Not that it helps Darwinism one bit. From ScienceDaily:
By studying the evolutionary relationships of the orchid mantis and its distant relatives, the team discovered that females in the orchid mantis lineage increased in size and changed color over their evolutionary history to gain advantage over large pollinating insects, such as bees, as well as the ability to attract them for predation. However, the morphologically dissimilar males are small and camouflaged, enabling them to live a life of predator avoidance and mate finding. The team found that this difference in males and females, termed sexual dimorphism, was likely the result of female predatory success that favored larger and more conspicuously colored individuals. This result challenges the traditional explanation for sexual dimorphism in arthropods as an increase in female egg production and suggests female predation strategy led to the differing male and female ecologies in the orchid mantises.
So that explains why it is an advantage to females to evolve eloborate disguises.
But then the Darwin gap appears: How do the females manage to look like flowers?

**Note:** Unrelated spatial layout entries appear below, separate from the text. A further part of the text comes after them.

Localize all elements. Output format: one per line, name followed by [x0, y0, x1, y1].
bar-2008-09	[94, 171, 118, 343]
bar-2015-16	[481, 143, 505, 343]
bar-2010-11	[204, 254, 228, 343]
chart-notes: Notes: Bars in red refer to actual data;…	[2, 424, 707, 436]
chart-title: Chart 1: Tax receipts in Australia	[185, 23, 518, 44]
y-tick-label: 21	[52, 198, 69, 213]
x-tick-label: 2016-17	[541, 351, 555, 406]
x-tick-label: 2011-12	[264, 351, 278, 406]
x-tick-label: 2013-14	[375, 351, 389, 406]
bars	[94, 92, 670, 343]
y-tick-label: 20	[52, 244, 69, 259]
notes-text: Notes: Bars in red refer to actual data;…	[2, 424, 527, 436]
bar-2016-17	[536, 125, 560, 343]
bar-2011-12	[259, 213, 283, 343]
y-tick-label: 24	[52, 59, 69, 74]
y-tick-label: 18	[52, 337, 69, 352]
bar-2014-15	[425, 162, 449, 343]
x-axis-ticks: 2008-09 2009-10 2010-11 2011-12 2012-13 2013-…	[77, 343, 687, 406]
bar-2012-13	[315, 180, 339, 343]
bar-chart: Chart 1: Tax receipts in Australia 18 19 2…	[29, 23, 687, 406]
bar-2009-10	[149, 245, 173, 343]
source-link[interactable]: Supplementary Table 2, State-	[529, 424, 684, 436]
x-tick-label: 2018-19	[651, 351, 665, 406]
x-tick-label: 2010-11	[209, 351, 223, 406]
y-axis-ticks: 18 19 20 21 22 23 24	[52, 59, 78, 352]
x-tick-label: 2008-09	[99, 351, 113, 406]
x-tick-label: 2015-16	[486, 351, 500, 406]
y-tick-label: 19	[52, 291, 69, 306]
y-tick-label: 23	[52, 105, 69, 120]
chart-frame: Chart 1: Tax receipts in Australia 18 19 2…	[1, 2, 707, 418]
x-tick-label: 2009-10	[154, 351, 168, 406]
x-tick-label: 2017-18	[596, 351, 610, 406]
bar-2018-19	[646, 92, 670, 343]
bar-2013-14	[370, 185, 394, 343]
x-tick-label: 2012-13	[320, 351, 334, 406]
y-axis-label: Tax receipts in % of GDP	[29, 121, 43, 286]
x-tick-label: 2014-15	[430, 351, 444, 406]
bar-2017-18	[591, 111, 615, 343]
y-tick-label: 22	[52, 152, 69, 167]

“It was not our intention to study the orchid mantises specifically, but when a unique pattern emerges, one must pursue fascinating results,” said Svenson, curator of invertebrate zoology at The Cleveland Museum of Natural History and adjunct assistant professor at Case Western Reserve University. “Finding the first case of males and females of a praying mantis species living extremely different adult lives was interesting and unique, but discovering the first case of arthropod sexual size dimorphism caused by female predatory success rather than investment in reproduction was both surprising and rewarding. This is particularly true when the original research focus was to fix the classification system to reflect true evolutionary relationship. Finding patterns in your study group that inform broader evolutionary understanding is the holy grail of systematics research.” Paper. (public access) – Gavin J. Svenson, Sydney K. Brannoch, Henrique M. Rodrigues, James C. O’Hanlon, Frank Wieland. Selection for predation, not female fecundity, explains sexual size dimorphism in the orchid mantises. Scientific Reports, 2016; 6: 37753 DOI: 10.1038/srep37753More.

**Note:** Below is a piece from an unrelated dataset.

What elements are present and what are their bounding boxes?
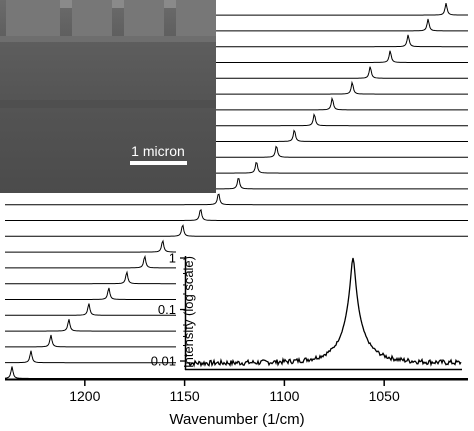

This is likely an excellent, long overdue, find. In a world less willing to credit magic to Darwinism, it might have come sooner.
The problem is, how exactly, do female mantises arrange to look exactly like flowers? That is what is killing Darwinism. Not the reasons why some state of affairs is an advantage to a life form but how exactly it happens in a world where the ambient conditions and targets are constantly changing.